What was it like for the prisoners and the jailer to hear the optimism and hope of Paul and Silas when they had been locked up in the strictest possible way by the world’s standards? How did it challenge their assumptions about the power of material conditions of imprisonment compared to the spiritual freedom in the attitudes of Paul and Silas?
Then an earthquake intervenes, breaks down the foundations of the jail and rips them from their chains. Yet they do not voluntarily leave, thereby saving the jailer from the death penalty that the jail guards of Peter suffered. Their kindness may well have proved the final act that led the jailer to ask for salvation from them and become converted.

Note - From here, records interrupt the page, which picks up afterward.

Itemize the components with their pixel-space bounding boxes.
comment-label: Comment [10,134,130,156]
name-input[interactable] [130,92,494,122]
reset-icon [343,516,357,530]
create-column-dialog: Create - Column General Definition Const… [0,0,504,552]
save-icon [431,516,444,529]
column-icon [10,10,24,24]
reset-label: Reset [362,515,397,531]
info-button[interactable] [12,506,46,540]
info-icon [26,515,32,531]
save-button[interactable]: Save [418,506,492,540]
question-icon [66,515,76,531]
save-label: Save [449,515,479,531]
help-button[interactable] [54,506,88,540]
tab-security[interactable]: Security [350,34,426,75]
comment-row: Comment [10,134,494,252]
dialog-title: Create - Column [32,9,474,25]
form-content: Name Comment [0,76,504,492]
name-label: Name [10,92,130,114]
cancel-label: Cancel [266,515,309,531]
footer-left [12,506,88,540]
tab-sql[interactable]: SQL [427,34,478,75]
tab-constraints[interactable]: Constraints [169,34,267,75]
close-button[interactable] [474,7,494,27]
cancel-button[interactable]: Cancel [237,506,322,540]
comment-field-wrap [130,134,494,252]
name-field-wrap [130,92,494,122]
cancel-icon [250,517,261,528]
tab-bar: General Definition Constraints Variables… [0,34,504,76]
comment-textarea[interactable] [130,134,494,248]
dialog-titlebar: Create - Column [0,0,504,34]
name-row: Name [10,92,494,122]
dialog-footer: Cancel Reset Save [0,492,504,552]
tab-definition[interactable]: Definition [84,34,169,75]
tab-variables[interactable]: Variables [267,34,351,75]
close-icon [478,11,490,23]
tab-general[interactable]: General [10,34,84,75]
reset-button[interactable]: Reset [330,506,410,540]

In a spiritual interpretation, this passage is a meditation on how we are freed from our bondage to self and released into the eternal world of the spirit. The jail represents this world, ha olam ha zeh, in Hebrew. This is the world of material appearances, the apple that delights the eyes and the temptation to “understand good and evil” in our own self-centered, human way. This is the world where we seek to be gods unto ourselves. It appears to us as freedom, but actually is the false freedom of licentiousness. This world – ha olam ha zeh enslaves us to a sterile life of self and a dying material reality – known in Hinduism as maya and blinds us to the eternal ha olam ha bah, the world to come.
In a way, the citizens were correct. In showing their power to free people spiritually from the illusion of appearances, Paul and Silas were attacking the citizens’ reality. Naturally, the world’s system, enshrined in Roman law, responded with the weapons at its disposal – pain, humiliation and prison.
What must happen to break the power of the world’s system? The destruction must fall on “the foundations of the jail.” Pain must be met with praise, humiliation with dignity, physical confinement with spiritual freedom, despair with hope in “things not seen”.
This is spiritual power, apparently weak and trifling compared to this world’s power, but in fact, in its weakness, it undermines the tottering Goliath of worldly power. In the end, the jailer himself is baptized, and perhaps with the water used in baptism, he bathes the wounds of Paul and Silas.
‘A beautiful exchange,” the Venerable Bede remarks in his Commentary on the Acts of the Apostles 16.33. “for them (the jailer) washed the wounds of their blows, and through them he was relieved of the wounds of his own guilty acts.”